Césaire revint à Arles plus glorieux que s’il avait triomphé à la guerre, et il répandit à profusion ses largesses pour délivrer les prisonniers et pour orner les saintes églises. Outre son souci de manifester la miséricorde de Dieu partout où il se trouvait, soit par l’aumône soit par ses miracles, il portait un grand soin à la vie et à l’organisation de l’Église dans les nouvelles conditions où elle se trouvait désormais. En 506, il réunit un concile de tous les évêques soumis aux Wisigoths, pour rétablir la discipline ecclésiastique corrompue par le contact avec les occupants ariens.
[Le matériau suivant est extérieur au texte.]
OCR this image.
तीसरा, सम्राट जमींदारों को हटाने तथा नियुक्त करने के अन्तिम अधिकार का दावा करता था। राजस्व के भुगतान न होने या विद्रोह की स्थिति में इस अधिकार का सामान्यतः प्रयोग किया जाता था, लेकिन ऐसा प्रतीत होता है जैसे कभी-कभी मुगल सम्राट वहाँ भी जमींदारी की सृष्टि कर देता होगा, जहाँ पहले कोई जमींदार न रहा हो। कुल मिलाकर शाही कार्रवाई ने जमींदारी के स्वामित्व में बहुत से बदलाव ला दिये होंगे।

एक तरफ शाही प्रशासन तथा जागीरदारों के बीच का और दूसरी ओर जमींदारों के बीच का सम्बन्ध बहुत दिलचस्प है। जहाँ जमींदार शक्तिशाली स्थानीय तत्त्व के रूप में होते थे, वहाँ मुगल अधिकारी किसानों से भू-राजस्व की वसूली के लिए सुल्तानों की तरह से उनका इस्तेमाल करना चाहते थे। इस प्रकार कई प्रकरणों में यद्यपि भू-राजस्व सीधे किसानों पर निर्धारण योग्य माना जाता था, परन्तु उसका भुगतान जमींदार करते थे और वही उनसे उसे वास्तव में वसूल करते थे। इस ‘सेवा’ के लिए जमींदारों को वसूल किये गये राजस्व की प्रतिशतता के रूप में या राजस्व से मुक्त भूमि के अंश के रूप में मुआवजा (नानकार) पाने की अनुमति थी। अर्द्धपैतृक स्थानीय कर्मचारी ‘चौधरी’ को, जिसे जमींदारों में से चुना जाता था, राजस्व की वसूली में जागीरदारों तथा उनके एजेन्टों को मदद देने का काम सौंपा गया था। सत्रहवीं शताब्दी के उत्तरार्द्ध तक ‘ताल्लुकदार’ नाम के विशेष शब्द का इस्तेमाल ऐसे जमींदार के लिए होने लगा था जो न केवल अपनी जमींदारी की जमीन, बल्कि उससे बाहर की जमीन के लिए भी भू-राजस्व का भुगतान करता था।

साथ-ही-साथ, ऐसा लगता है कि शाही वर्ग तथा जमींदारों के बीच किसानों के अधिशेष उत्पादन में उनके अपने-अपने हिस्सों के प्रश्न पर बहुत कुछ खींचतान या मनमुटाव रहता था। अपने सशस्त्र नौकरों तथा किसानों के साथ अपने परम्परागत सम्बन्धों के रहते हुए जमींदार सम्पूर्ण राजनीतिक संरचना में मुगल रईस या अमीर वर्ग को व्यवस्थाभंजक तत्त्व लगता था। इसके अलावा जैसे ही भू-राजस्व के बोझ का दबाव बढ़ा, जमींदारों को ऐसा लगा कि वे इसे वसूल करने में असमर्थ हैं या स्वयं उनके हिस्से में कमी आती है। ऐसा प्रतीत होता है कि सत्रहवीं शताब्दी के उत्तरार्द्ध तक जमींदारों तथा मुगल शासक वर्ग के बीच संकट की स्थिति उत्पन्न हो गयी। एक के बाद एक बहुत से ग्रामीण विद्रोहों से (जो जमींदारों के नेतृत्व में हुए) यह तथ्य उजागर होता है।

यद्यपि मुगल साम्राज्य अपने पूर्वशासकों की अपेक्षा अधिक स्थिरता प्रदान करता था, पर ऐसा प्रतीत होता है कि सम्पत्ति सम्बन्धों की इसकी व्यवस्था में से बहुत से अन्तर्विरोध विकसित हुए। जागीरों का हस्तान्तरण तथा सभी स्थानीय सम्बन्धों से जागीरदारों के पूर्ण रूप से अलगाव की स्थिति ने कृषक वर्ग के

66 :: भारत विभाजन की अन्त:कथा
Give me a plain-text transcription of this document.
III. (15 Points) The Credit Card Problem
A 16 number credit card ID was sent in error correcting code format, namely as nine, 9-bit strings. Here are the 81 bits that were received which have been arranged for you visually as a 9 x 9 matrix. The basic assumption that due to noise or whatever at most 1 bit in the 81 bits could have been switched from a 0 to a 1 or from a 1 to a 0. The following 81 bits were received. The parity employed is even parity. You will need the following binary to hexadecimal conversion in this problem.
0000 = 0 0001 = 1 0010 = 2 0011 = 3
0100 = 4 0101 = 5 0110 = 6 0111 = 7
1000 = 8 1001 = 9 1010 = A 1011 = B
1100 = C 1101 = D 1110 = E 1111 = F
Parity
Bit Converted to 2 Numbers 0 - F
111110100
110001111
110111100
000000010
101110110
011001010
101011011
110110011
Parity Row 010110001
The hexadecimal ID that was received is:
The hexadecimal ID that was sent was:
Comme évêque métropolitain, il présida des synodes locaux des évêques de Provence : à Arles (524), Carpentras (527), Orange, Vaison (529) et Marseille. Le concile d’Orange mit un terme à la controverse sur la grâce et le libre arbitre, en sanctionnant la doctrine de saint Augustin, mais il condamna cependant les tenants extrémistes de la doctrine de la prédestination [Cf. notice de S. Cassien, au 29 fév.].

Les fréquentes visites que le saint faisait dans les paroisses lui permirent de constater la grande nécessité de la prédication, jusque-là réservée aux évêques. C’est pourquoi, lors du concile de Vaison, il fit accorder aux prêtres le droit de prêcher et aux diacres celui de lire au peuple les homélies des saints Pères, et il prit également soin de l’enseignement et de la formation des clercs dans des écoles paroissiales. Lorsque son évêché fut réuni aux états francs (536), saint Césaire, trop âgé, ne put assister aux conciles d’Orléans (538 et 541), mais les évêques suffragants d’Arles y témoignèrent de son influence bienfaisante pour toute l’Église.
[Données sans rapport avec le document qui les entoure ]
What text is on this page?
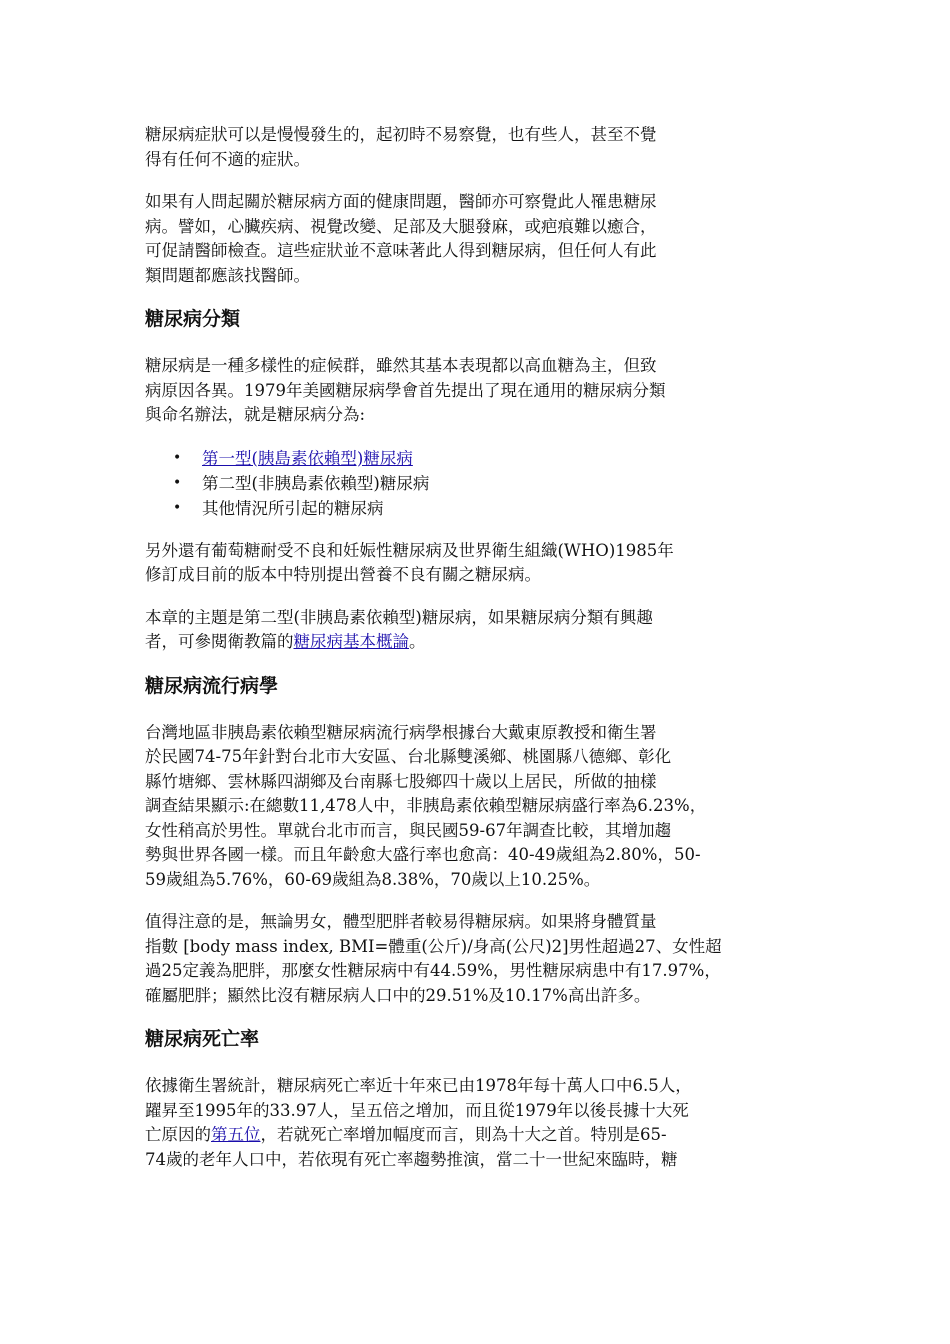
糖尿病症狀可以是慢慢發生的，起初時不易察覺，也有些人，甚至不覺
得有任何不適的症狀。

如果有人問起關於糖尿病方面的健康問題，醫師亦可察覺此人罹患糖尿
病。譬如，心臟疾病、視覺改變、足部及大腿發麻，或疤痕難以癒合，
可促請醫師檢查。這些症狀並不意味著此人得到糖尿病，但任何人有此
類問題都應該找醫師。

糖尿病分類

糖尿病是一種多樣性的症候群，雖然其基本表現都以高血糖為主，但致
病原因各異。1979年美國糖尿病學會首先提出了現在通用的糖尿病分類
與命名辦法，就是糖尿病分為:

• 第一型(胰島素依賴型)糖尿病
• 第二型(非胰島素依賴型)糖尿病
• 其他情況所引起的糖尿病

另外還有葡萄糖耐受不良和妊娠性糖尿病及世界衛生組織(WHO)1985年
修訂成目前的版本中特別提出營養不良有關之糖尿病。

本章的主題是第二型(非胰島素依賴型)糖尿病，如果糖尿病分類有興趣
者，可參閱衛教篇的糖尿病基本概論。

糖尿病流行病學

台灣地區非胰島素依賴型糖尿病流行病學根據台大戴東原教授和衛生署
於民國74-75年針對台北市大安區、台北縣雙溪鄉、桃園縣八德鄉、彰化
縣竹塘鄉、雲林縣四湖鄉及台南縣七股鄉四十歲以上居民，所做的抽樣
調查結果顯示:在總數11,478人中，非胰島素依賴型糖尿病盛行率為6.23%，
女性稍高於男性。單就台北市而言，與民國59-67年調查比較，其增加趨
勢與世界各國一樣。而且年齡愈大盛行率也愈高：40-49歲組為2.80%，50-
59歲組為5.76%，60-69歲組為8.38%，70歲以上10.25%。

值得注意的是，無論男女，體型肥胖者較易得糖尿病。如果將身體質量
指數 [body mass index, BMI=體重(公斤)/身高(公尺)2]男性超過27、女性超
過25定義為肥胖，那麼女性糖尿病中有44.59%，男性糖尿病患中有17.97%，
確屬肥胖；顯然比沒有糖尿病人口中的29.51%及10.17%高出許多。

糖尿病死亡率

依據衛生署統計，糖尿病死亡率近十年來已由1978年每十萬人口中6.5人，
躍昇至1995年的33.97人，呈五倍之增加，而且從1979年以後長據十大死
亡原因的第五位，若就死亡率增加幅度而言，則為十大之首。特別是65-
74歲的老年人口中，若依現有死亡率趨勢推演，當二十一世紀來臨時，糖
De toutes les activités du saint évêque, c’est à la fondation du monastère de moniales Saint-Jean- Baptiste qu’allait pourtant sa prédilection. D’abord installé à l’extérieur de la ville, mais ruiné lors du siège des Francs et des Burgondes en 508, le monastère fut reconstruit (513), puis transféré à l’intérieur de la cité d’Arles. L’évêque désigna comme abbesse sa sœur Césarie, qu’il avait envoyée se former au monastère fondé par saint Cassien à Marseille, et il rédigea pour la communauté, qui devait atteindre près de deux cents religieuses à la fin de sa vie, une Règle, qui fut la première spécialement écrite pour des moniales et qui se répandit par la suite en Occident. [C’est cette Règle que Ste Radegonde adopta pour son monastère de la Sainte-Croix à Poitiers (et 13 juil.).] Il y prescrivait notamment à ses filles spirituelles de ne jamais sortir de l’enceinte du monastère, de manière à rester tout entières consacrées à Dieu et à persévérer sans distractions, telles les vierges sages, «leurs lampes allumées et avec une conscience tranquille», dans l’attente de l’Époux. Il adapta ensuite cette Règle à l’intention d’un monastère de moines qu’il avait également fondé.
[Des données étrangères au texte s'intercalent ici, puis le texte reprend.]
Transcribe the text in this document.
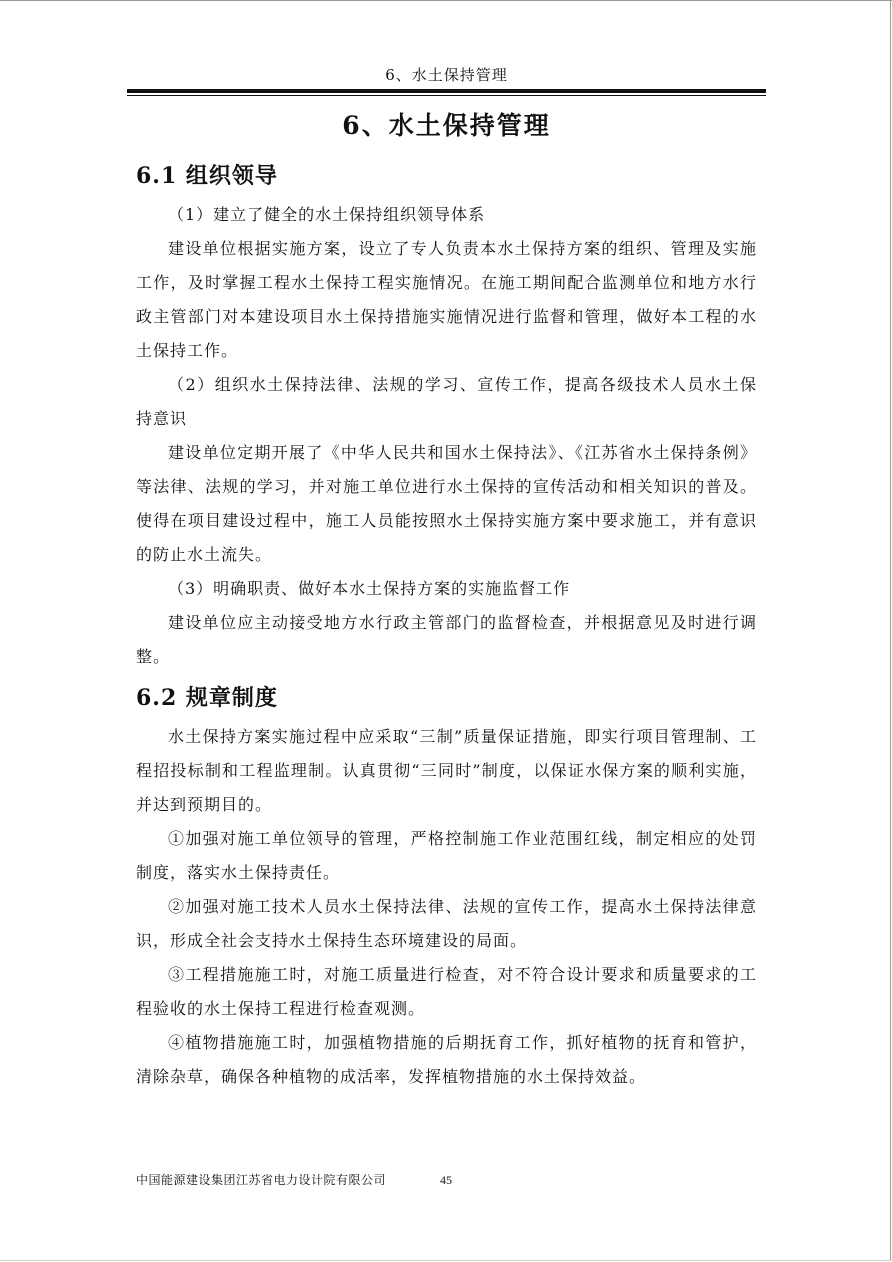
6、水土保持管理
6、水土保持管理
6.1 组织领导

（1）建立了健全的水土保持组织领导体系

建设单位根据实施方案，设立了专人负责本水土保持方案的组织、管理及实施工作，及时掌握工程水土保持工程实施情况。在施工期间配合监测单位和地方水行政主管部门对本建设项目水土保持措施实施情况进行监督和管理，做好本工程的水土保持工作。

（2）组织水土保持法律、法规的学习、宣传工作，提高各级技术人员水土保持意识

建设单位定期开展了《中华人民共和国水土保持法》、《江苏省水土保持条例》等法律、法规的学习，并对施工单位进行水土保持的宣传活动和相关知识的普及。使得在项目建设过程中，施工人员能按照水土保持实施方案中要求施工，并有意识的防止水土流失。

（3）明确职责、做好本水土保持方案的实施监督工作

建设单位应主动接受地方水行政主管部门的监督检查，并根据意见及时进行调整。

6.2 规章制度

水土保持方案实施过程中应采取“三制”质量保证措施，即实行项目管理制、工程招投标制和工程监理制。认真贯彻“三同时”制度，以保证水保方案的顺利实施，并达到预期目的。

①加强对施工单位领导的管理，严格控制施工作业范围红线，制定相应的处罚制度，落实水土保持责任。

②加强对施工技术人员水土保持法律、法规的宣传工作，提高水土保持法律意识，形成全社会支持水土保持生态环境建设的局面。

③工程措施施工时，对施工质量进行检查，对不符合设计要求和质量要求的工程验收的水土保持工程进行检查观测。

④植物措施施工时，加强植物措施的后期抚育工作，抓好植物的抚育和管护，清除杂草，确保各种植物的成活率，发挥植物措施的水土保持效益。

中国能源建设集团江苏省电力设计院有限公司	45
Après avoir ainsi œuvré pendant de longues années dans la Vigne du Seigneur, saint Césaire reçut, deux ans à l’avance, la révélation du jour de son trépas, et il vit la gloire qui lui était réservée. Frappé d’une cruelle maladie, il rédigea son testament et se fit transporter sur une litière au monastère Saint-Jean, afin d’y exhorter les religieuses à persévérer avec ferveur dans leur vocation angélique et à garder fidèlement ses préceptes. Puis il se fit ramener dans son église, où il rendit paisiblement son âme au Seigneur, en présence de son clergé, le 27 août 542.